Can Bali Jatra be our own Oktoberfest? With a little bit of effort, yes.
Munich lies several time zones apart from Cuttack and the cultural ethos of the German city is far removed from that of the latter. There’s no clear proof of historical links between the two. Yet both share something unique: the fervour with which they approach cultural festivals. Oktoberfest of Munich, like Bali Jatra in the millennium city, is celebrated with an overwhelming local flavour. The beer that has come to define the festival is strictly local and Oktoberfest is a showcase for Bavarian customs. Both take place around the same time of the year.
Both go deep in time. Oktoberfest is more than 200 years old; Bali Jatra is perhaps much older. Unfortunately, our history is silent on its evolution. Some believe this is the place where Chaitanya took rest when Prataparudra Deva was the king of Kalinga. Another account says it dates back to the period when the Barabati fort was the hub of power. The festival used to take place as an annual event of Gadachandi worshiped inside the fort. Some others connect it to the five-day worship of Lord Kartika at the end of the festive season in the state.
The most accepted opinion speaks about the link of the jatra to Cuttack’s maritime history. On the day of Kartika Purnima, in the good old days, the sadhavas (sea traders) from Odisha set sail to distant Southeast Asian islands like Java, Sumatra and Bali on their wooden boats. The movement of wind from north to south facilitated the voyage. To send the sadhavas off, many gathered around Gadagadia ghata and performed traditional religious rituals.
Whatever the truth, the fact remains that the festival is centuries old and it carries a distinct local touch. Over the decades it has gone bigger and now it attracts millions of people. The fairground hosts innumerable variety of goods, traditional and modern, that are bought and sold. It is much similar to Oktoberfest, where visitors not only enjoy beer but also the variety of entertainment on offer. The beer is off the menu at Bali Jatra though.
Outside the beer tents in Munich, you find dancing, music, sideshows, carnival rides and German food of all types. These include wursts (sausage) of beef, chicken, veal or pork, slices of beef, pieces of chicken, sauerkraut, potato salad, cabbage, onions and, of course, pretzels. At Cuttack, our finest traditional foods are available along with a variety of entertainment.

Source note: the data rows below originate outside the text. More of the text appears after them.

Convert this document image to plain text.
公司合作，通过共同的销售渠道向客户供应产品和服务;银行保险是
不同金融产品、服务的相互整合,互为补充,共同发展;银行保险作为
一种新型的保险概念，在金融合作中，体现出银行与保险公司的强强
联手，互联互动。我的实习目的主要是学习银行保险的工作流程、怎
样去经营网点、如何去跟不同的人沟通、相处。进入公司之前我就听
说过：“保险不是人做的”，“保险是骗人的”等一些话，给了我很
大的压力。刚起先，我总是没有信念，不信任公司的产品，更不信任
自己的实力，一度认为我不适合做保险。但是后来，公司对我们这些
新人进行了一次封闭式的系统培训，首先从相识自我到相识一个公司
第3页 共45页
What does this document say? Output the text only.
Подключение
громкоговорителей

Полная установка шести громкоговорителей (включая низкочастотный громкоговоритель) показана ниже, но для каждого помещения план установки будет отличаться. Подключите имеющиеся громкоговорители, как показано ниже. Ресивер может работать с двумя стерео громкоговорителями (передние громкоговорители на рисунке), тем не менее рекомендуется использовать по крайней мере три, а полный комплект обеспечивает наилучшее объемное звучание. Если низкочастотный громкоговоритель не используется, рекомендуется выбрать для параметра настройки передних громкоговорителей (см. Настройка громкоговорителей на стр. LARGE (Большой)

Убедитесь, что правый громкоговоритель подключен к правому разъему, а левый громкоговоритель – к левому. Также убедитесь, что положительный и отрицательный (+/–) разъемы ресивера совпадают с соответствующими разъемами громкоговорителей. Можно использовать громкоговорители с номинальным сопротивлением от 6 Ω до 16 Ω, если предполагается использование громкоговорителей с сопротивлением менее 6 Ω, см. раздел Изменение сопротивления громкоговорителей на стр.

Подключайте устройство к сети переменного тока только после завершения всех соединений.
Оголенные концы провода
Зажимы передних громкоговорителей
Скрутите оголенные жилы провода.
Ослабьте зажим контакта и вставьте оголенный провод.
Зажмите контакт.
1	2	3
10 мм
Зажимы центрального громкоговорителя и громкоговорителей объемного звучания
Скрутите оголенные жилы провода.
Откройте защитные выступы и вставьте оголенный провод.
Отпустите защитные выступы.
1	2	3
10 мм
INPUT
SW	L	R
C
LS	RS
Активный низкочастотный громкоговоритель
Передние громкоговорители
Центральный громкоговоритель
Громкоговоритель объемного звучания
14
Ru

The history of Oktoberfest dates back to 1810 when a large festival was held to mark the marriage of crown prince Ludwig, who later became King Ludwig I, to princess Therese von Sachsen-Hildburghausen in Bavaria. The festival was held in front of the Sendlinger Tor, one of the gates leading to Munich and included in the festivities were horse races that became an Oktoberfest custom lasting until 1938. In 1811, an agricultural fair was added and by 1818, beer pubs were included along with performers. It became a great tourist attraction and a way for visitors to learn about Bavaria and its people. Although it is still known as Oktoberfest, even it now opens each year in September. The reason for that is Bavaria’s bad weather.
Beyond the history, what makes Oktoberfest amazing is the statistics, which Bali Jatra lacks.
Over 6.3 million people (more than the population of Denmark) visited the ‘wiesn’ – the festival – in 2018. This exceeded the previous year’s number by 100,000 visitors. Approximately two million gallons of beer were sold. The venue reached a total surface of 0.3 square miles. More than 8,000 permanent employees and 5,000 short-term employees worked at the Oktoberfest in Munich. Beer price for 2018 ranged between 10.70 € - 11.50 € (13 USD).
In the whole area there were more than 1,400 toilets, 0.6 miles of urinals, and 42 lavatories for the physically challenged. In the meals, 124 oxen, 48 calves, 59,000 pork knuckles, 60,000 pork sausages and 510,000 grilled chicken were consumed. Power consumed stood at 3,250,000 kilowatt-hours. Further, according to records from ATM withdrawals, 67 nations were represented, the top ten in terms of participation being the USA, UK, Austria, France, Switzerland, the Netherlands, Italy, Australia, Sweden and Belgium. Around six million visitors from all over the world visit the Munich Oktoberfest every year.
If we want to give Bali Jatra an international profile like Oktoberfest then we must deliver statistics based on facts rather than guesstimate. It simply does not work in the era of social networking. Similarly, it must focus on local items than borrowed culture. Just like beer in Oktoberfest, Odia food can be a big draw at Bali Jatra. It only requires aggressive branding and marketing.